You have given $L$ as a general linear operator between Hilbert spaces $H_1$ to $H_2$ (the one indexed by $j$ and $i$ respectively). That is all possible linear operators, the entirety of $Mor(H_1,H_2)$. Mor here is short for the word morphism, a word for whatever the notion of whatever sorts of functions/operators/etc that are allowed. In the present context of vector spaces, this just means what are the linear operators $H_1 \to H_2$.
So we have all of the linear operators and for each of them $\mathbf{vec}$ produces a pure state in $H_2 \otimes H_1$. There is nothing missing. There are no other linear operators. There is no way to get states $\rho$ on $H_2 \otimes H_1$ that aren't pure here. Only mixed.
You already noticed this is invertible. That is we have $Mor(H_1,H_2) \simeq H_2 \otimes H_1$. The LHS is where $L$ is an element and the RHS is where $\mathbf{vec}(L)$ is an element.

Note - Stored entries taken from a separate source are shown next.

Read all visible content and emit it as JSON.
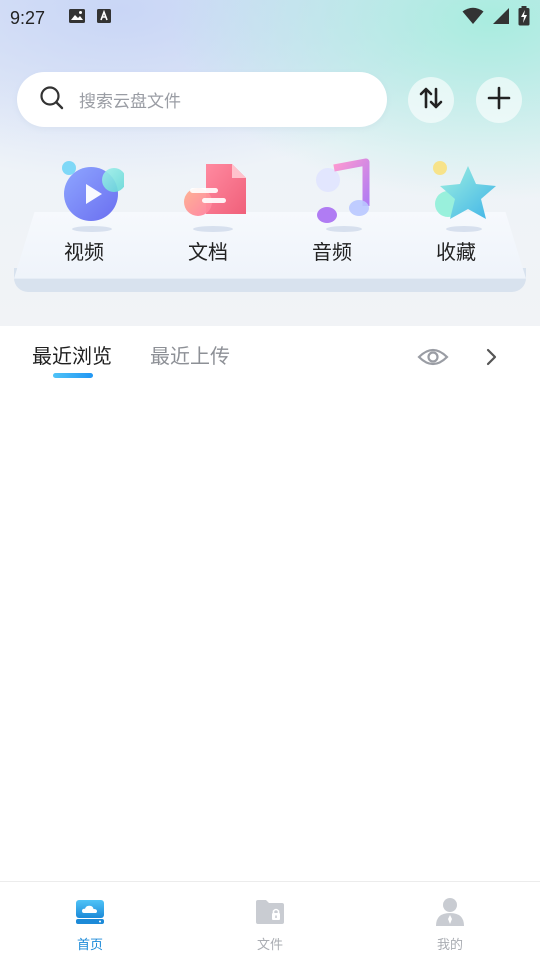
{
  "status_bar": {
    "time": "9:27",
    "left_icons": [
      "image-icon",
      "text-a-icon"
    ],
    "right_icons": [
      "wifi-icon",
      "signal-icon",
      "battery-charging-icon"
    ]
  },
  "search": {
    "placeholder": "搜索云盘文件",
    "icon": "search-icon"
  },
  "header_actions": [
    {
      "name": "transfer-sort",
      "icon": "up-down-arrows-icon"
    },
    {
      "name": "add",
      "icon": "plus-icon"
    }
  ],
  "categories": [
    {
      "label": "视频",
      "icon": "video-play-icon"
    },
    {
      "label": "文档",
      "icon": "document-icon"
    },
    {
      "label": "音频",
      "icon": "music-note-icon"
    },
    {
      "label": "收藏",
      "icon": "star-icon"
    }
  ],
  "tabs": [
    {
      "label": "最近浏览",
      "active": true
    },
    {
      "label": "最近上传",
      "active": false
    }
  ],
  "tab_actions": {
    "eye_icon": "eye-icon",
    "more_icon": "chevron-right-icon"
  },
  "bottom_nav": [
    {
      "label": "首页",
      "icon": "cloud-drive-icon",
      "active": true
    },
    {
      "label": "文件",
      "icon": "folder-lock-icon",
      "active": false
    },
    {
      "label": "我的",
      "icon": "user-icon",
      "active": false
    }
  ],
  "colors": {
    "accent": "#1c8ad8",
    "inactive": "#a9acb2",
    "tab_indicator": "#2196f3"
  }
}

There are extensions of this concept. For example suppose we have 3 Hilbert spaces. $H_1$, $H_2$ and $H_3$. Giving a linear map from $H_1$ to the space of linear maps from $H_2$ to $H_3$, which would be denoted as $Mor(H_1, Mor(H_2,H_3))$ is the same as giving a linear operator from $H_1 \otimes H_2 \to H_3$. See how this implies the above. Take $H_3=\mathbb{C}$. Then a way of thinking about a bra for $H_2$ is as a linear map $H_2 \to H_3=\mathbb{C}$. I'll leave you to ponder this fact some more to fully flush out how it implies the above.